Aguardo por notícias…
A Corte é primorosa no que concerne à condenações de cunho moral e social. Geralmente são eficazes.
Perdemos a oportunidade de vivenciar um pouco de seriedade. Presenciamos a vergonha instituída e chancelada pelo judiciário faz de conta deste país.
Imagino os discípulos de Themis, notáveis saberes jurídicos personificados, ilibadas reputações transvestidas em impecáveis mantos com o dizer: “Quem quer direito?”, parodiando Senor Abravanel.
Uma beleza…
Nao foi surpresa para ninguem esta posição do STF, ele produziu o que ele é!!! Um Supremo de faz de conta…..na hora de avançar ELE da dois passos atrás.
Seria o mesmo SUPREMO que com uma responsabilidade nas mãos de declarar o fim da ESCRAVIDAO….decidiria que NAO, pois, iriamos ter uma grande convulsao social… A ECONOMIA iria entrar em calapso e, coisas assim.
Este mesmo SUPREMO que solta e protege banqueiro bandido…só “avança” para tras. vicheeee…….Vamos demorar, ainda uns anos, para termos um Supremo de verdade.
Tens toda razão, Monte. Não há com que se surpreender. E apontaste o que são os motivos que eles sempre declaram para acovardar-se nas grandes ocasiões. Pode haver reações, pode haver comoção social, pode haver riscos para a economia e por aí vai.

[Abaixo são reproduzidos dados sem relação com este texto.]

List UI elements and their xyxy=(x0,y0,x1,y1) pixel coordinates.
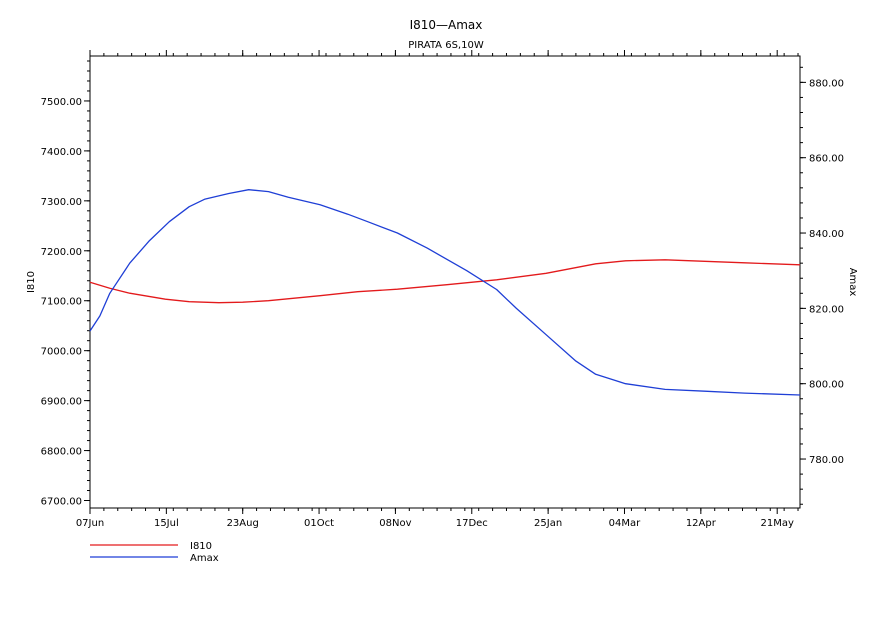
legend-label: Amax xyxy=(190,553,219,564)
y-right-tick-label: 880.00 xyxy=(809,78,844,89)
x-tick-label: 17Dec xyxy=(456,518,488,529)
y-left-tick-label: 7300.00 xyxy=(41,197,82,208)
series-line-i810 xyxy=(89,259,801,304)
y-left-tick-label: 7100.00 xyxy=(41,297,82,308)
y-right-tick-label: 800.00 xyxy=(809,380,844,391)
series-group xyxy=(89,189,801,396)
y-left-tick-label: 6700.00 xyxy=(41,497,82,508)
x-tick-label: 21May xyxy=(760,518,793,529)
y-right-tick-label: 860.00 xyxy=(809,154,844,165)
y-right-tick-label: 820.00 xyxy=(809,304,844,315)
x-tick-label: 07Jun xyxy=(76,518,104,529)
x-tick-label: 15Jul xyxy=(154,518,179,529)
y-left-tick-label: 7500.00 xyxy=(41,97,82,108)
y-left-tick-label: 7200.00 xyxy=(41,247,82,258)
chart-subtitle: PIRATA 6S,10W xyxy=(408,40,484,51)
x-tick-label: 04Mar xyxy=(609,518,641,529)
y-left-tick-label: 6800.00 xyxy=(41,447,82,458)
y-right-tick-label: 840.00 xyxy=(809,229,844,240)
y-left-tick-label: 6900.00 xyxy=(41,397,82,408)
x-tick-label: 01Oct xyxy=(304,518,334,529)
chart-title: I810—Amax xyxy=(410,18,483,32)
y-right-axis-label: Amax xyxy=(847,268,858,297)
y-left-tick-label: 7400.00 xyxy=(41,147,82,158)
plot-frame xyxy=(89,55,801,509)
y-right-tick-label: 780.00 xyxy=(809,455,844,466)
axis-ticks: 07Jun 15Jul 23Aug 01Oct 08Nov 17Dec 25Jan 04Mar… xyxy=(41,50,844,529)
x-tick-label: 23Aug xyxy=(227,518,259,529)
y-left-tick-label: 7000.00 xyxy=(41,347,82,358)
legend-label: I810 xyxy=(190,541,212,552)
x-tick-label: 25Jan xyxy=(534,518,562,529)
y-left-axis-label: I810 xyxy=(26,271,37,293)
x-tick-label: 12Apr xyxy=(686,518,717,529)
x-tick-label: 08Nov xyxy=(379,518,411,529)
series-line-amax xyxy=(89,189,801,396)
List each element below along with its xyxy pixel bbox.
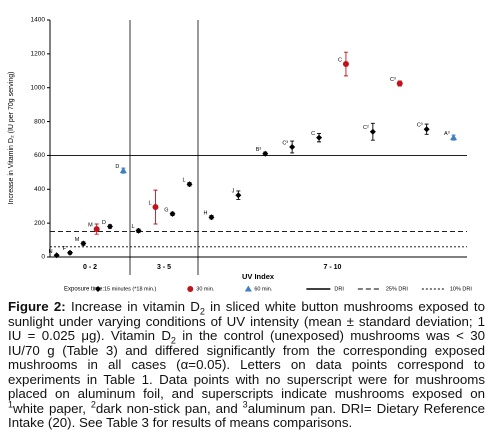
superscript: 3 — [242, 399, 248, 410]
point-label: F — [63, 246, 67, 252]
point-label: C — [311, 131, 315, 137]
point-label: H — [203, 211, 207, 217]
data-point — [235, 192, 242, 199]
point-label: L — [182, 178, 185, 184]
caption-text: dark non-stick pan, and — [95, 400, 243, 416]
data-point — [186, 181, 193, 188]
point-label: A³ — [444, 131, 450, 137]
caption-text: aluminum pan. DRI= Dietary Reference Int… — [8, 400, 485, 430]
superscript: 2 — [90, 399, 96, 410]
legend-label: 10% DRI — [450, 286, 472, 292]
point-label: G — [164, 207, 168, 213]
data-point — [369, 128, 376, 135]
data-point — [289, 143, 296, 150]
data-point — [316, 134, 323, 141]
x-group-label: 7 - 10 — [324, 264, 342, 271]
point-label: N — [49, 249, 53, 255]
point-label: M — [75, 237, 80, 243]
x-group-label: 3 - 5 — [157, 264, 171, 271]
data-point — [262, 150, 269, 157]
data-point — [450, 134, 458, 141]
y-tick-label: 800 — [34, 118, 45, 125]
data-point — [396, 80, 403, 87]
point-label: D — [115, 164, 119, 170]
chart: Increase in Vitamin D₂ (IU per 70g servi… — [8, 17, 473, 293]
data-point — [187, 286, 194, 292]
legend-title: Exposure time: — [64, 287, 104, 293]
y-tick-label: 400 — [34, 186, 45, 193]
subscript: 2 — [199, 306, 205, 317]
data-point — [169, 210, 176, 217]
caption-text: Increase in vitamin D — [65, 299, 200, 314]
data-point — [107, 223, 113, 230]
x-axis-label: UV Index — [242, 272, 275, 281]
data-point — [244, 285, 252, 292]
data-point — [342, 61, 349, 68]
legend-label: 30 min. — [196, 286, 215, 292]
y-tick-label: 1200 — [31, 51, 46, 58]
x-group-label: 0 - 2 — [83, 264, 97, 271]
y-axis-label: Increase in Vitamin D₂ (IU per 70g servi… — [8, 72, 15, 205]
subscript: 2 — [170, 335, 176, 346]
legend-label: 15 minutes (*18 min.) — [104, 286, 156, 292]
data-point — [53, 252, 60, 259]
caption-text: in the control (unexposed) mushrooms was… — [8, 328, 485, 401]
data-point — [152, 204, 159, 211]
point-label: D — [102, 220, 106, 226]
caption-text: white paper, — [13, 400, 91, 416]
point-label: J — [232, 189, 235, 195]
point-label: C³ — [282, 140, 288, 146]
y-tick-label: 0 — [41, 254, 45, 261]
caption: Figure 2: Increase in vitamin D2 in slic… — [8, 299, 485, 431]
data-point — [208, 214, 215, 221]
data-point — [423, 126, 430, 133]
point-label: C³ — [390, 77, 396, 83]
point-label: L — [148, 201, 151, 207]
data-point — [135, 227, 142, 234]
superscript: 1 — [8, 399, 14, 410]
data-point — [93, 226, 100, 233]
point-label: C³ — [417, 123, 423, 129]
y-tick-label: 1400 — [31, 17, 46, 24]
data-point — [95, 286, 101, 292]
caption-label: Figure 2: — [8, 299, 66, 314]
caption-text: in sliced white button mushrooms exposed… — [8, 299, 485, 343]
legend-label: 60 min. — [254, 286, 273, 292]
legend-label: 25% DRI — [386, 286, 408, 292]
legend-label: DRI — [334, 286, 344, 292]
y-tick-label: 600 — [34, 152, 45, 159]
point-label: B³ — [256, 147, 262, 153]
data-point — [67, 249, 73, 256]
point-label: L — [131, 224, 134, 230]
point-label: C — [338, 57, 342, 63]
y-tick-label: 1000 — [31, 84, 46, 91]
point-label: M — [88, 223, 93, 229]
y-tick-label: 200 — [34, 220, 45, 227]
data-point — [80, 240, 87, 247]
point-label: C² — [363, 125, 369, 131]
data-point — [119, 167, 127, 174]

E sabe-se que nenhum desses riscos está realmente presente. Nos países mais sérios, Argentina e Uruguai para ficar em dois, fez-se coisa muito mais radical e não houve qualquer comoção social.
Aqui, é acordo mesmo e aposta no esquecimento.
Andrei,
O stf mostrou-se o ordenador da alma traumática nacional. Nosso espírito conciliatório sempre sendo conservado…
Este país é um vexame.
PS: Andrei, tomei a liberdade de reproduzir o texto no acerto de contas.